In this study, the body attitude-related parameters, such as lateral camber angle and lateral acceleration, obtained from the inertial guidance system were used as input variables. The lateral load transfer ratio (LTR) was considered as the rollover evaluation index, and the appropriate target braking wheel was selected according to the LTR. Subsequently, the EHB system was combined with differential braking technology to autonomously reduce the speed of the vehicle to improve the driving stability of forest fire trucks during operation in forest areas.
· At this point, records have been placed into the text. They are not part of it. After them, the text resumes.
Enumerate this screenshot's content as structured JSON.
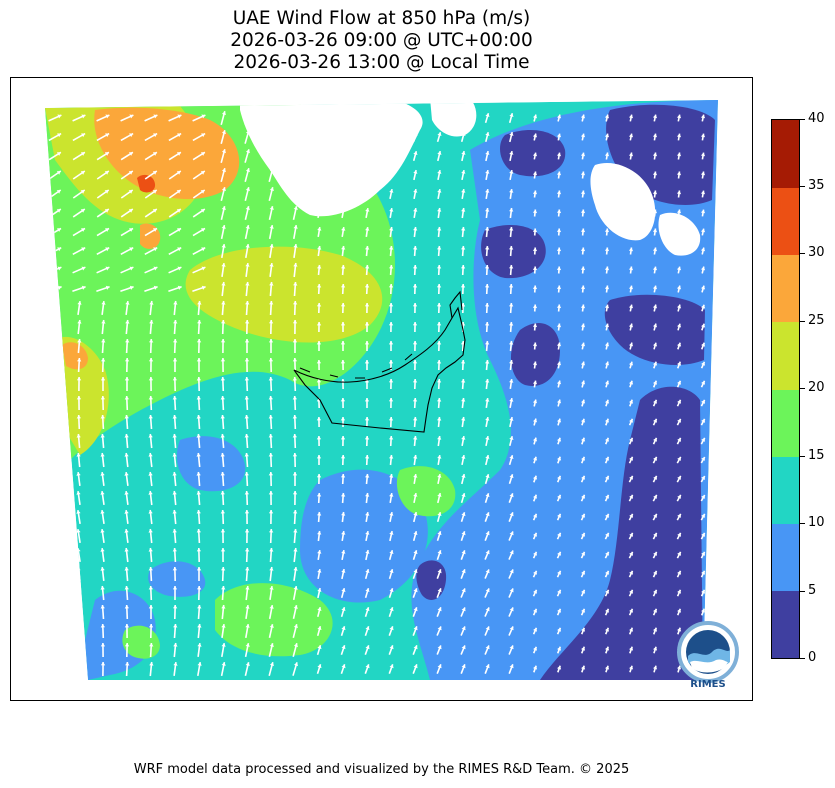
{
  "title": {
    "line1": "UAE Wind Flow at 850 hPa (m/s)",
    "line2": "2026-03-26 09:00 @ UTC+00:00",
    "line3": "2026-03-26 13:00 @ Local Time"
  },
  "colorbar": {
    "levels": [
      0,
      5,
      10,
      15,
      20,
      25,
      30,
      35,
      40
    ],
    "labels": [
      "0",
      "5",
      "10",
      "15",
      "20",
      "25",
      "30",
      "35",
      "40"
    ],
    "colors": [
      "#3f3fa0",
      "#4896f5",
      "#22d6c4",
      "#6cf45a",
      "#cbe42e",
      "#fba73a",
      "#ec5014",
      "#a51b04"
    ]
  },
  "map": {
    "region": "United Arab Emirates",
    "field": "wind speed at 850 hPa",
    "units": "m/s",
    "background_level_color": "#22d6c4"
  },
  "logo": {
    "text": "RIMES"
  },
  "credit": "WRF model data processed and visualized by the RIMES R&D Team. © 2025"
}
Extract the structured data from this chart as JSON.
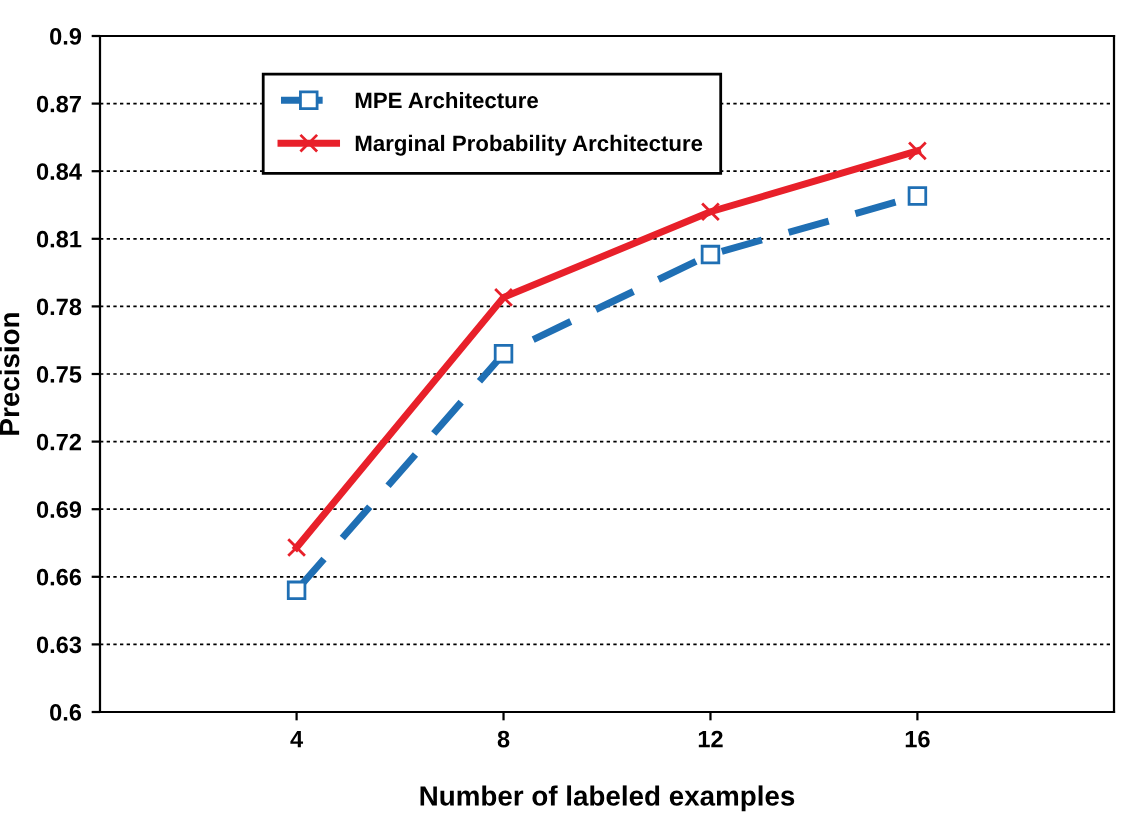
{
  "chart_data": {
    "type": "line",
    "xlabel": "Number of labeled examples",
    "ylabel": "Precision",
    "categories": [
      "4",
      "8",
      "12",
      "16"
    ],
    "series": [
      {
        "name": "MPE Architecture",
        "color": "#1f6fb4",
        "values": [
          0.654,
          0.759,
          0.803,
          0.829
        ],
        "marker": "square",
        "line_style": "dashed"
      },
      {
        "name": "Marginal Probability Architecture",
        "color": "#e8202a",
        "values": [
          0.673,
          0.784,
          0.822,
          0.849
        ],
        "marker": "cross",
        "line_style": "solid"
      }
    ],
    "ylim": [
      0.6,
      0.9
    ],
    "yticks": [
      {
        "value": 0.6,
        "label": "0.6"
      },
      0.63,
      0.66,
      0.69,
      0.72,
      0.75,
      0.78,
      0.81,
      0.84,
      0.87,
      {
        "value": 0.9,
        "label": "0.9"
      }
    ],
    "grid": "y",
    "legend": "top left"
  }
}
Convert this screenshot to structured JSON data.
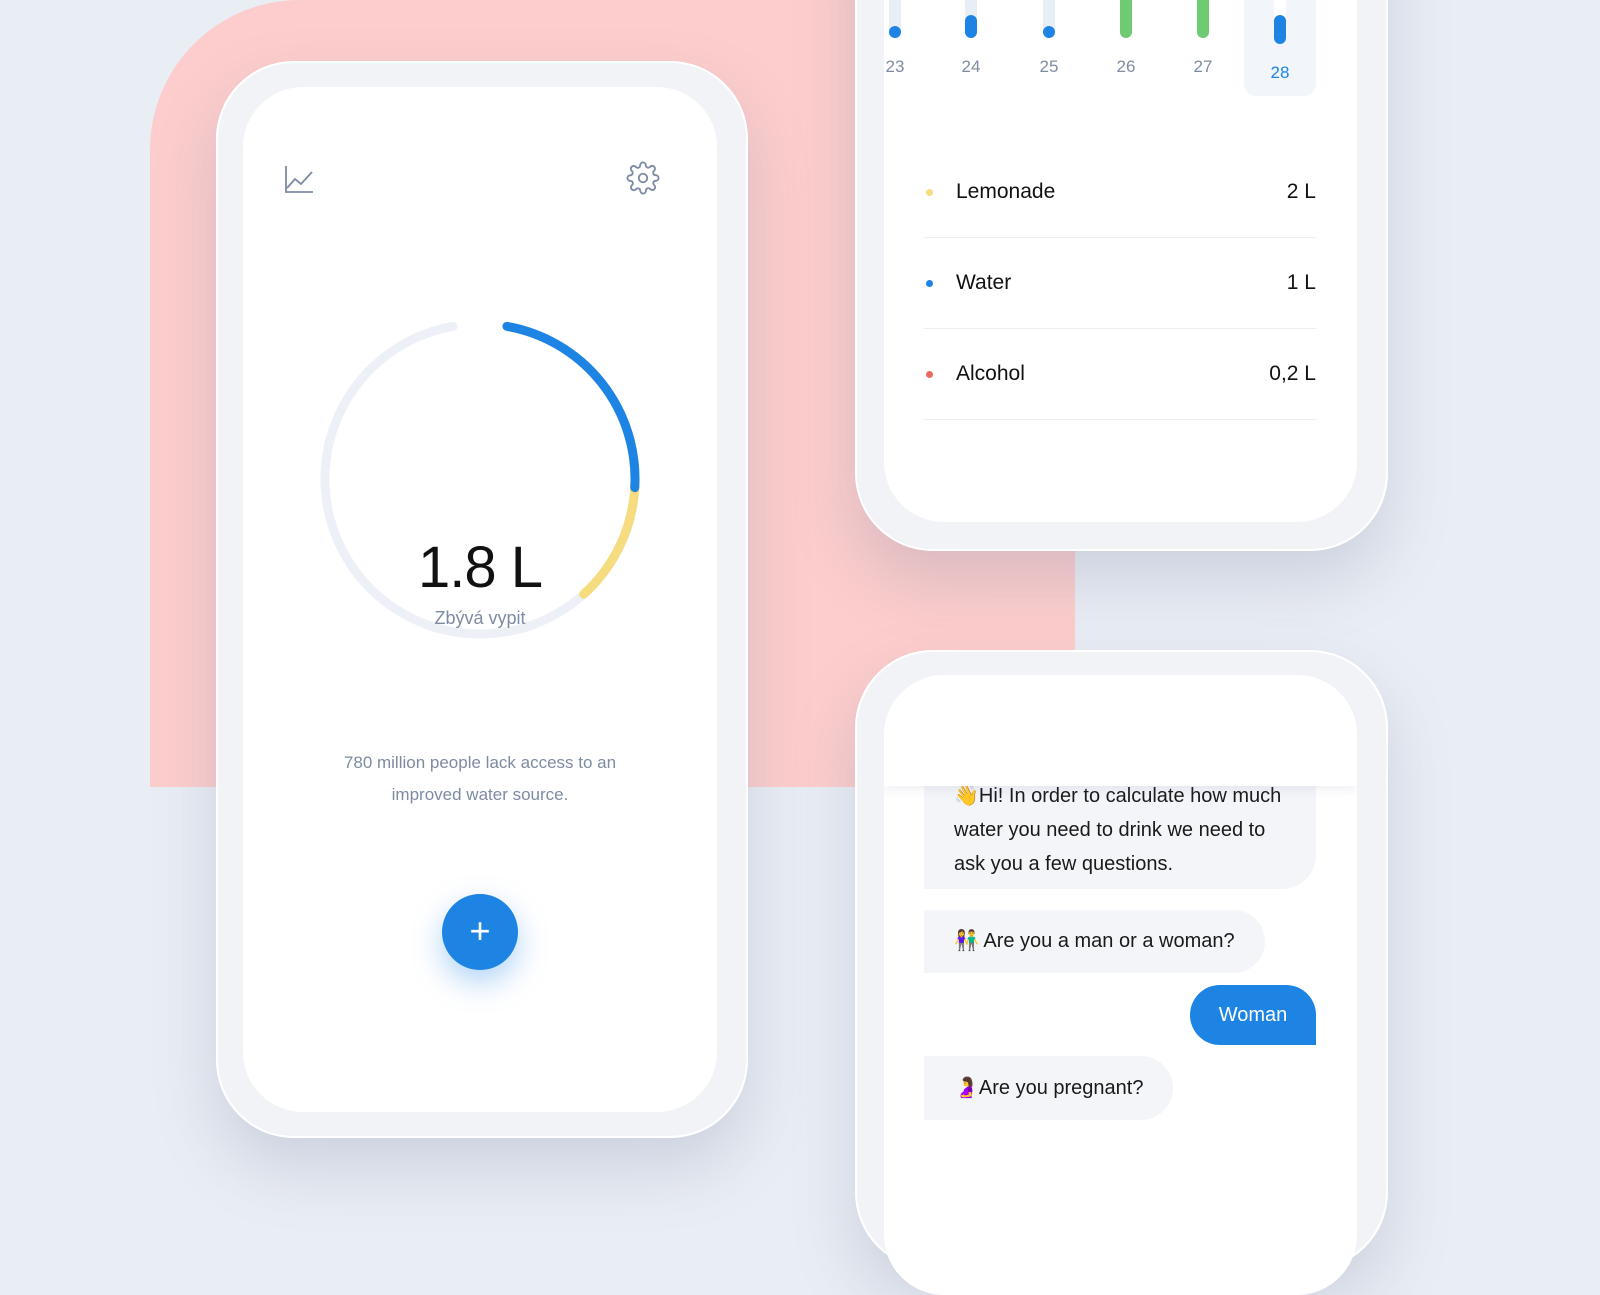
{
  "home": {
    "amount": "1.8 L",
    "subtitle": "Zbývá vypit",
    "fact_line1": "780 million people lack access to an",
    "fact_line2": "improved water source.",
    "add_label": "+",
    "stats_icon": "line-chart-icon",
    "settings_icon": "gear-icon",
    "progress": {
      "water_fraction": 0.26,
      "lemonade_fraction": 0.14
    },
    "colors": {
      "blue": "#1e84e4",
      "yellow": "#f5dc7e",
      "track": "#edf1f7"
    }
  },
  "history": {
    "days": [
      {
        "label": "23",
        "level": 0.05,
        "color": "#1e84e4",
        "selected": false
      },
      {
        "label": "24",
        "level": 0.4,
        "color": "#1e84e4",
        "selected": false
      },
      {
        "label": "25",
        "level": 0.05,
        "color": "#1e84e4",
        "selected": false
      },
      {
        "label": "26",
        "level": 1.0,
        "color": "#6fcb72",
        "selected": false
      },
      {
        "label": "27",
        "level": 1.0,
        "color": "#6fcb72",
        "selected": false
      },
      {
        "label": "28",
        "level": 0.5,
        "color": "#1e84e4",
        "selected": true
      }
    ],
    "drinks": [
      {
        "name": "Lemonade",
        "amount": "2 L",
        "color": "#f5dc7e"
      },
      {
        "name": "Water",
        "amount": "1 L",
        "color": "#1e84e4"
      },
      {
        "name": "Alcohol",
        "amount": "0,2 L",
        "color": "#ec6a5e"
      }
    ]
  },
  "chat": {
    "messages": [
      {
        "from": "bot",
        "emoji": "👋",
        "lines": [
          "Hi! In order to calculate how much",
          "water you need to drink we need to",
          "ask you a few questions."
        ]
      },
      {
        "from": "bot",
        "emoji": "👫",
        "text": "Are you a man or a woman?"
      },
      {
        "from": "user",
        "text": "Woman"
      },
      {
        "from": "bot",
        "emoji": "🤰",
        "text": "Are you pregnant?"
      }
    ]
  }
}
The main contributions of this paper are as follows: (1) Considering a forest fire truck as the research target, a 3-DOF vehicle rollover dynamics model was established, and the corresponding mathematical model was developed in MATLAB/Simulink. Subsequently, the correctness of the rollover dynamics model was verified in combination with CarSim; (2) The literature indicates that vehicle early warning research is a crucial prerequisite for vehicle rollover prevention. Therefore, a vehicle rollover prevention early warning algorithm transverse load transfer rate LTR was proposed, a braking torque distribution strategy was proposed, and a safety threshold range was selected; (3) The control strategy of differential braking was selected, and the PID and fuzzy PID control algorithms were proposed, and the control effect of these two algorithms on the braking system and whether the braking pressure of the target wheel cylinder can be calculated effectively were compared and analyzed; (4) Combined with the original hydraulic braking system of the forest fire truck, a set of wire-controlled auxiliary braking system with electro-assisted electro-hydraulic control was designed, and the overall design of the system was performed; and (5) To verify the designed wire-controlled control strategy, the vehicle was selected for control simulation under extreme operating conditions (fishhook steering test and steady-state test) and the final results were analyzed.